🤖 AI Summary
This study addresses the limited performance of zero-shot text-to-speech (TTS) for Vietnamese—a low-resource language—by constructing and open-sourcing PhoAudiobook, the first large-scale, high-quality Vietnamese speech dataset (941 hours), specifically designed for zero-shot TTS evaluation and training.

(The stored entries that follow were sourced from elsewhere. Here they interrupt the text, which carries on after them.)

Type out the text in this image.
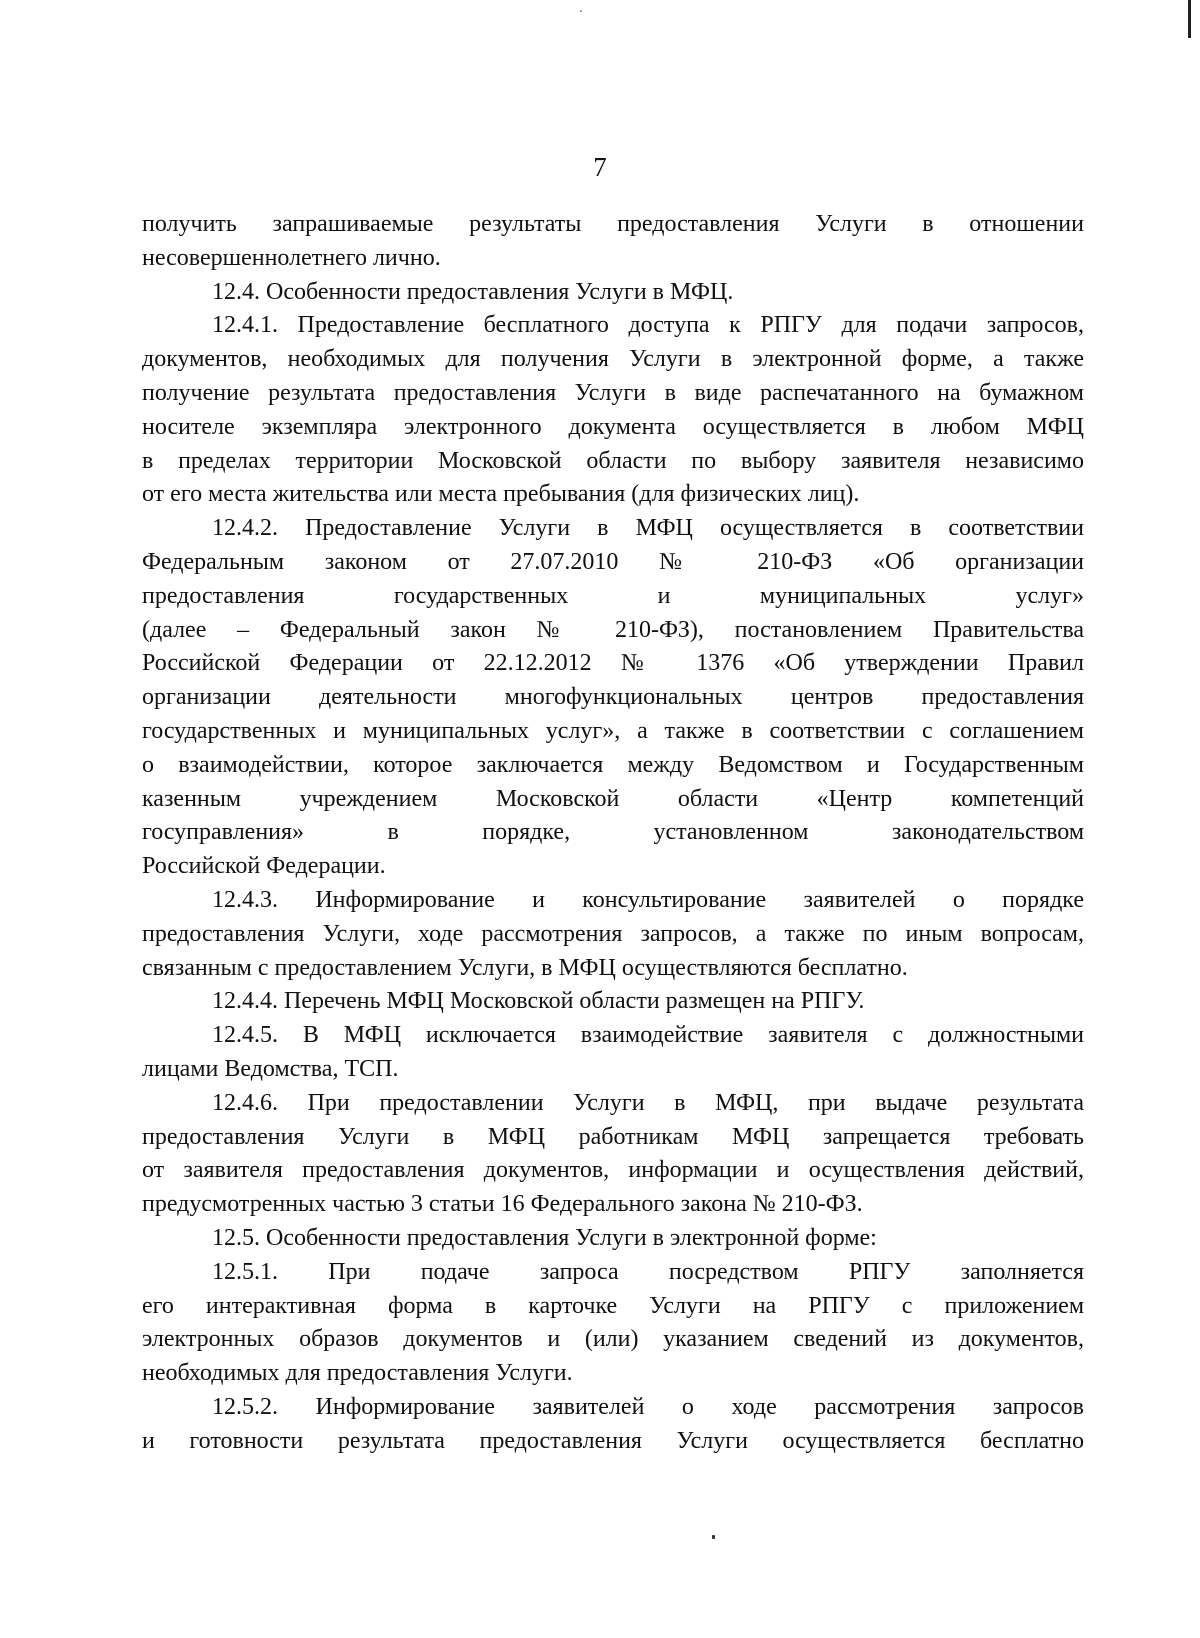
7
получить запрашиваемые результаты предоставления Услуги в отношении
несовершеннолетнего лично.
12.4. Особенности предоставления Услуги в МФЦ.
12.4.1. Предоставление бесплатного доступа к РПГУ для подачи запросов,
документов, необходимых для получения Услуги в электронной форме, а также
получение результата предоставления Услуги в виде распечатанного на бумажном
носителе экземпляра электронного документа осуществляется в любом МФЦ
в пределах территории Московской области по выбору заявителя независимо
от его места жительства или места пребывания (для физических лиц).
12.4.2. Предоставление Услуги в МФЦ осуществляется в соответствии
Федеральным законом от 27.07.2010 № 210-ФЗ «Об организации
предоставления государственных и муниципальных услуг»
(далее – Федеральный закон № 210-ФЗ), постановлением Правительства
Российской Федерации от 22.12.2012 № 1376 «Об утверждении Правил
организации деятельности многофункциональных центров предоставления
государственных и муниципальных услуг», а также в соответствии с соглашением
о взаимодействии, которое заключается между Ведомством и Государственным
казенным учреждением Московской области «Центр компетенций
госуправления» в порядке, установленном законодательством
Российской Федерации.
12.4.3. Информирование и консультирование заявителей о порядке
предоставления Услуги, ходе рассмотрения запросов, а также по иным вопросам,
связанным с предоставлением Услуги, в МФЦ осуществляются бесплатно.
12.4.4. Перечень МФЦ Московской области размещен на РПГУ.
12.4.5. В МФЦ исключается взаимодействие заявителя с должностными
лицами Ведомства, ТСП.
12.4.6. При предоставлении Услуги в МФЦ, при выдаче результата
предоставления Услуги в МФЦ работникам МФЦ запрещается требовать
от заявителя предоставления документов, информации и осуществления действий,
предусмотренных частью 3 статьи 16 Федерального закона № 210-ФЗ.
12.5. Особенности предоставления Услуги в электронной форме:
12.5.1. При подаче запроса посредством РПГУ заполняется
его интерактивная форма в карточке Услуги на РПГУ с приложением
электронных образов документов и (или) указанием сведений из документов,
необходимых для предоставления Услуги.
12.5.2. Информирование заявителей о ходе рассмотрения запросов
и готовности результата предоставления Услуги осуществляется бесплатно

Leveraging PhoAudiobook, we systematically benchmark three state-of-the-art cross-lingual TTS models—VALL-E, VoiceCraft, and XTTS-V2—on Vietnamese synthesis. Our experiments reveal, for the first time, that VALL-E and VoiceCraft exhibit strong cross-lingual robustness in short-utterance synthesis; moreover, PhoAudiobook consistently improves all models across critical metrics—including naturalness, speaker similarity, and intelligibility. This work fills a critical gap by establishing the first high-fidelity, zero-shot TTS benchmark for Vietnamese and provides a reproducible, open-source infrastructure and empirical foundation for zero-shot TTS research in low-resource languages.
📝 Abstract
This paper introduces PhoAudiobook, a newly curated dataset comprising 941 hours of high-quality audio for Vietnamese text-to-speech. Using PhoAudiobook, we conduct experiments on three leading zero-shot TTS models: VALL-E, VoiceCraft, and XTTS-V2. Our findings demonstrate that PhoAudiobook consistently enhances model performance across various metrics. Moreover, VALL-E and VoiceCraft exhibit superior performance in synthesizing short sentences, highlighting their robustness in handling diverse linguistic contexts. We publicly release PhoAudiobook to facilitate further research and development in Vietnamese text-to-speech.